Republican tax negotiators worked Friday to remove roadblocks to a $70 billion package that would extend tax breaks for investors and protect 15 million middle-income families from a tax designed for the wealthy.

Senate Finance Committee Chairman , R-Iowa, and House Ways and Means Committee Chairman Bill Thomas, R-Calif., labored behind closed doors to resolve disagreements between the two chambers that have stalled the measure for months.

Republican negotiators reached tentative agreement Tuesday on the outlines of the $70 billion package that would provide President Bush with one of his top tax priorities, a two-year extension of the reduced 15 percent tax rate for capital gains and dividends. Those tax breaks are currently set to expire at the end of 2008.

The measure also would keep 15 million families from being hit this year with the alternative minimum tax, which was designed to make sure the wealthy paid taxes but is ensnaring more middle income families because it is not indexed for inflation.

Grassley, however, has said he will not sign off on the main tax package until he reaches agreement with House Republicans on the outline of a second bill that will be used to approve various tax changes that were left out of the main bill.

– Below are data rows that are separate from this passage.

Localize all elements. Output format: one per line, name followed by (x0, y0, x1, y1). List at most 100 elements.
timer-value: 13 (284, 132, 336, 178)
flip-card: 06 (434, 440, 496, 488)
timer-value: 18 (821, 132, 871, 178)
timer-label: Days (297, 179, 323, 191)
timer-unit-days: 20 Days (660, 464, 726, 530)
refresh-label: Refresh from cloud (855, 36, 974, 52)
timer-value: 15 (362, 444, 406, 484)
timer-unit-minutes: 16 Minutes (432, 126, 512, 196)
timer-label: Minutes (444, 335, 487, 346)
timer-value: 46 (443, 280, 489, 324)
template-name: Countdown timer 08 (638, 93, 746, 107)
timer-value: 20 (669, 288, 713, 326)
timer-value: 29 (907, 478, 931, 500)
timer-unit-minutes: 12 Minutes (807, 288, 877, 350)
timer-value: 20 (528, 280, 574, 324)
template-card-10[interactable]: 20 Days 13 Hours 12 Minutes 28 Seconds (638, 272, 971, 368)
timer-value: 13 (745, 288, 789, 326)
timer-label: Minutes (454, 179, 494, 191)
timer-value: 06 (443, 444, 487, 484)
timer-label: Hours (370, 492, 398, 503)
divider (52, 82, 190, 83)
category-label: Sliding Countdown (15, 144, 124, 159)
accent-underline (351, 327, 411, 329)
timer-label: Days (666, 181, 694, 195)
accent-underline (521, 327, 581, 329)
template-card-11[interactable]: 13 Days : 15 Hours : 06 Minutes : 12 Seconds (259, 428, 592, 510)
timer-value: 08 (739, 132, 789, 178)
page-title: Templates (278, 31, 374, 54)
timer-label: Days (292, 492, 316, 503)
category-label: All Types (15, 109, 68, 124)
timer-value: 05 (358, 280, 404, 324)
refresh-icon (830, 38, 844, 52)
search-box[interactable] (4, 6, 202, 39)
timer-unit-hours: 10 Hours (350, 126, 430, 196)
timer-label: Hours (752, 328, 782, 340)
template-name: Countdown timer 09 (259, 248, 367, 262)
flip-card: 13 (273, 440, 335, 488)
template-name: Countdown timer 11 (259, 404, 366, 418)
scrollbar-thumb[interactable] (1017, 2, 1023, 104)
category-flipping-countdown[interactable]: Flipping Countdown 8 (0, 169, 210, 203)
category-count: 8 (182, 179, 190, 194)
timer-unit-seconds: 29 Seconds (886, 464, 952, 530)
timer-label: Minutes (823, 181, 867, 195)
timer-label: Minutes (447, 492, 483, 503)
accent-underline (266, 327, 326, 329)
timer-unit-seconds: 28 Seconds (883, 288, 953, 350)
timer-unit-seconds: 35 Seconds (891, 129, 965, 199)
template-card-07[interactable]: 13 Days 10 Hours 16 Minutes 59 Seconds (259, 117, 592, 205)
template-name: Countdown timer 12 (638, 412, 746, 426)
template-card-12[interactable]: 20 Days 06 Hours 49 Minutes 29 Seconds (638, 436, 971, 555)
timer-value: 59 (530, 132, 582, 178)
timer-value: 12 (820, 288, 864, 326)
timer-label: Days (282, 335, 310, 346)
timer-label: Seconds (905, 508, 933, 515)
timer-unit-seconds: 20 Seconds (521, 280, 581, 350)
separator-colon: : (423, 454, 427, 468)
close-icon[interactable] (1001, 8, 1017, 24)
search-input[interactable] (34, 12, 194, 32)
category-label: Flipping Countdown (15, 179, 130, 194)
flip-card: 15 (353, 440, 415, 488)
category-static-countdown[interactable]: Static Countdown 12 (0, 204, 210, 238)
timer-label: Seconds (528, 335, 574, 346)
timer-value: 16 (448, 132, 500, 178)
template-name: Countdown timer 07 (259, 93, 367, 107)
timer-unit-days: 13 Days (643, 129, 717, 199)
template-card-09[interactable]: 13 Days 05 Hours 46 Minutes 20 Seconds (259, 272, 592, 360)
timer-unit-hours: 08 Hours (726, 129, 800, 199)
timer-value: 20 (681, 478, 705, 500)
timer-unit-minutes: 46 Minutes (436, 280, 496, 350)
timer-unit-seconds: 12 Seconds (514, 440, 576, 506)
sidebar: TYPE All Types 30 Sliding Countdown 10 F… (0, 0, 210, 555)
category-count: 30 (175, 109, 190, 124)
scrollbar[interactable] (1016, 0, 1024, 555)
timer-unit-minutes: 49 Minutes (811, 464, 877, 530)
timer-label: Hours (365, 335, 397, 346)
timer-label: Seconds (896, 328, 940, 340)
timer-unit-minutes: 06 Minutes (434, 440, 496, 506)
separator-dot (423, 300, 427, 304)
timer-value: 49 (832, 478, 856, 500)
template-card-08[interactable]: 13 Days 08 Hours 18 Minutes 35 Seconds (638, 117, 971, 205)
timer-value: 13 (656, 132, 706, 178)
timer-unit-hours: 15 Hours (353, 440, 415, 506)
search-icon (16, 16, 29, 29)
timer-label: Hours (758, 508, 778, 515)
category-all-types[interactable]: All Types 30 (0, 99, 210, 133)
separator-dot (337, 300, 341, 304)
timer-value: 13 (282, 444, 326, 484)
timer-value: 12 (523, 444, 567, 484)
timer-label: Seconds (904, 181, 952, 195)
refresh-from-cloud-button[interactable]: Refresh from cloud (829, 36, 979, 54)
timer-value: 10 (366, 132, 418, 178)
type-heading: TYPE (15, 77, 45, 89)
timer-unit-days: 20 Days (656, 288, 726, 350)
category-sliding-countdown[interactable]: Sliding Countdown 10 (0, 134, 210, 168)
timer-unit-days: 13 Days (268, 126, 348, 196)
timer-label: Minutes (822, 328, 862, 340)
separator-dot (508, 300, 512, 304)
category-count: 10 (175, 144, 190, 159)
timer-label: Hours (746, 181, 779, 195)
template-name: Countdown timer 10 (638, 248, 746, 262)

Bush, anxious to show voters that Republicans can deal with pocketbook issues at a time of soaring gasoline prices, urged lawmakers on Wednesday to resolve their differences and pass legislation he could sign. He also is urging Congress to make permanent all the tax cuts of his first-term. Those reductions are due to expire in 2010.

Critics, including many Democrats, have attacked the rate reductions on dividends and corporate profits as a sop to the wealthy and have argued that they should not be extended at a time of record budget deficits and massive spending for the war in Iraq.

The liberal Center on Budget and Policy Priorities contends that 87 percent of the benefits from the extension of lower taxes on dividends and capital gains would go to the 14 percent of U.S. households with incomes above $100,000 per year.

A number of tax breaks favored by the Senate were left out of the main package to make room for the extension of the tax cuts on dividends and capital gains.

Those include extending a popular middle class tuition tax deduction, a tax break for teachers who buy their own school supplies and a research and development tax credit for businesses.